Trump, the Deep State says, must go. Domestic interference will get rid of him.

Thus do we have a “whistleblower” and a new “disclosure of urgent concern” form, Davis reported, which “eliminates the first-hand knowledge requirement and allows employees to file whistleblower complaints even if they have zero direct knowledge of underlying evidence and only ‘heard about [wrongdoing] from others.’”

In other words, hearsay evidence is now admissible in allegations of wrongdoing.

The revised form “was uploaded on September 24, 2019, at 4:25 p.m., just days before the anti-Trump complaint was declassified and released to the public,” Davis wrote. “The markings on the document state that it was revised in August 2019, but no specific date of revision is disclosed.”

Before that, a whistleblower could only blow the whistle if he witnessed or otherwise had first-hand knowledge of the wrongdoing, David reported.

The old form, OK’d May 24, 2018, is crystal clear, Davis observed. “The [Intelligence Community Inspector General] cannot transmit information via the ICPWA based on an employee’s second-hand knowledge of wrongdoing,” the form stated under these words: “FIRST-HAND INFORMATION REQUIRED.” “This includes information received from another person, such as when an employee informs you that he/she witnessed some type of wrongdoing.”

The form added this to ensure whistleblowers understood the rules: “If you think that wrongdoing took place, but can provide nothing more than second-hand or unsubstantiated assertions, [the Intelligence Community Inspector General] will not be able to process the complaint or information for submission as an ICWPA.”

But in August, miraculously enough for the anti-Trump CIA whistleblower, a new version appeared with this language:

I know about the information I am disclosing here, and:
I have direct and personal knowledge
I heard about it from others.

So-and-so Told Me
As The New American reported last week, the entirety of the whistleblower’s complaint is hearsay. “Told me” appears eight times; “I was told” and “I spoke with” appears thrice; and “based on my understanding” appears twice.

Other locations, as Davis noted, include:

• “officials have informed me;”

• “I learned from multiple U.S. officials;”

• “one White House official described this act;”

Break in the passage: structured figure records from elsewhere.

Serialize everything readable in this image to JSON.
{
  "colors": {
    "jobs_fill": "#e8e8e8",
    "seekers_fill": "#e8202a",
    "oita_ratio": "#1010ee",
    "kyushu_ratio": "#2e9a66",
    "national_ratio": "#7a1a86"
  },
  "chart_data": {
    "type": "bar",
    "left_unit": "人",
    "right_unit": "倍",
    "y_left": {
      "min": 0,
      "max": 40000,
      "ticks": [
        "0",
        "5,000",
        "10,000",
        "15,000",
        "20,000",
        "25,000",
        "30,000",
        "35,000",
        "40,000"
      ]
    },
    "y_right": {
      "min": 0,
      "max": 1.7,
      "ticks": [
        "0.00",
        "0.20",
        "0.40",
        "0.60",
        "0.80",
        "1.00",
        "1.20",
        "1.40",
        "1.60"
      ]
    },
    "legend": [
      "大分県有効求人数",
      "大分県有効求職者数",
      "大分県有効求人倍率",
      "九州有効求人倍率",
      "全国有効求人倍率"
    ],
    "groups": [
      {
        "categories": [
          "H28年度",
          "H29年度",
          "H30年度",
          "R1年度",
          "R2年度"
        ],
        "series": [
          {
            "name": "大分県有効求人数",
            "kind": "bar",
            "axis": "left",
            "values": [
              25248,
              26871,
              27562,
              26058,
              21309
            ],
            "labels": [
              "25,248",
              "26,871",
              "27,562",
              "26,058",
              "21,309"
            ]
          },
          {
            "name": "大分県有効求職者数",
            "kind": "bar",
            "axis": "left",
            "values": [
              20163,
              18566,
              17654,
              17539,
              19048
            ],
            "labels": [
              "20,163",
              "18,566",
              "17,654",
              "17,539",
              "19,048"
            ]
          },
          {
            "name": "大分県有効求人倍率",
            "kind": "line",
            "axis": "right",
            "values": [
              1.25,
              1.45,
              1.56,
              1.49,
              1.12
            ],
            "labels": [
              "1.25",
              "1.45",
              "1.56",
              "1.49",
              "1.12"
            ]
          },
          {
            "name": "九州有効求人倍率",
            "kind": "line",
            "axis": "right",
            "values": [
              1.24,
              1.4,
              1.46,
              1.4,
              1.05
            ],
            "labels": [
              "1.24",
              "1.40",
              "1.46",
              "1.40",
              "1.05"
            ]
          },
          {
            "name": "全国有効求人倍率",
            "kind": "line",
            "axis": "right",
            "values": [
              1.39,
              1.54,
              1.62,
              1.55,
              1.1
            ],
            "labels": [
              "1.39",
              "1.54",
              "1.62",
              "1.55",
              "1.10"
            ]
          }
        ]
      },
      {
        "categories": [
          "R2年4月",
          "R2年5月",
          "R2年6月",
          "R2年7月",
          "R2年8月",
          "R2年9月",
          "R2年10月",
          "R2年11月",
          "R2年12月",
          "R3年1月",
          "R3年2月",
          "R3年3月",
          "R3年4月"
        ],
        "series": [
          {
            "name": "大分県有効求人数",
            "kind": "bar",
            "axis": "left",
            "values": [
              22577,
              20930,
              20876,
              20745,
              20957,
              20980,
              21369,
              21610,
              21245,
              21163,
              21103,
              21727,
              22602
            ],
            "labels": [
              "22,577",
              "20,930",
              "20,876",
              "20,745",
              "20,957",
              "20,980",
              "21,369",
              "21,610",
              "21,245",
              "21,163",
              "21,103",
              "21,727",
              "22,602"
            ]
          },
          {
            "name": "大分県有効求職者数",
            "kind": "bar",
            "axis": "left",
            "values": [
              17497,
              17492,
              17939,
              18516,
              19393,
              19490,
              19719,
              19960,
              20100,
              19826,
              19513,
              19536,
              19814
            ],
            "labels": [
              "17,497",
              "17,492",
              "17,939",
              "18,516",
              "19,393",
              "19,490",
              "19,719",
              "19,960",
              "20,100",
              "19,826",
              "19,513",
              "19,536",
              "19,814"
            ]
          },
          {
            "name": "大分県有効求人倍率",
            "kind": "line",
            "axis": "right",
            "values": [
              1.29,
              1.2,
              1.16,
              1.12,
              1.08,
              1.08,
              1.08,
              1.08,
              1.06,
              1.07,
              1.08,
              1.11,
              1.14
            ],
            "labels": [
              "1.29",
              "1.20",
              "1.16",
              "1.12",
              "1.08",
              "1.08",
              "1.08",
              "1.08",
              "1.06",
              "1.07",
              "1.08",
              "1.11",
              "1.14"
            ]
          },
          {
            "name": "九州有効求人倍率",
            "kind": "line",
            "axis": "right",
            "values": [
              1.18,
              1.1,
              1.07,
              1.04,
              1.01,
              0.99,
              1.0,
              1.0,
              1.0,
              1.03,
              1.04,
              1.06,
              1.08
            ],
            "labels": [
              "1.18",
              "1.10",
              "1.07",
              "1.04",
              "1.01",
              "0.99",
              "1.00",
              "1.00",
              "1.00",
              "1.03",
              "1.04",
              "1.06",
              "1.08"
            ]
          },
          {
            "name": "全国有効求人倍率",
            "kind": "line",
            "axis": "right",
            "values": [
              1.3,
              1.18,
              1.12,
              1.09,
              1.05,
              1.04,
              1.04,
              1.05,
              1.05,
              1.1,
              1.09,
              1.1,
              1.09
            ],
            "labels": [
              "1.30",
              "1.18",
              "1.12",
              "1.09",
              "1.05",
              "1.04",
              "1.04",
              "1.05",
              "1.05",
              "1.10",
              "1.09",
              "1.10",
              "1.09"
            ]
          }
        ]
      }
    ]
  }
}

• “officials with direct knowledge of the call informed me;”

• “based on multiple readouts of these meetings recounted to me;”

• “I have received information from multiple U.S. Government officials.”

As the whistleblower admitted, “I was not a direct witness” to the Trump-Zelensky call.

Typically, courts do not admit hearsay evidence. Yet Congress has jettisoned that legal principle and the accepted litany of second- and likely third-hand claims as gospel to impeach a president.

Hate-Trump Democrats have been preparing his gallows since 2016. The Deep State Intel Combine thinks it has provided the rope.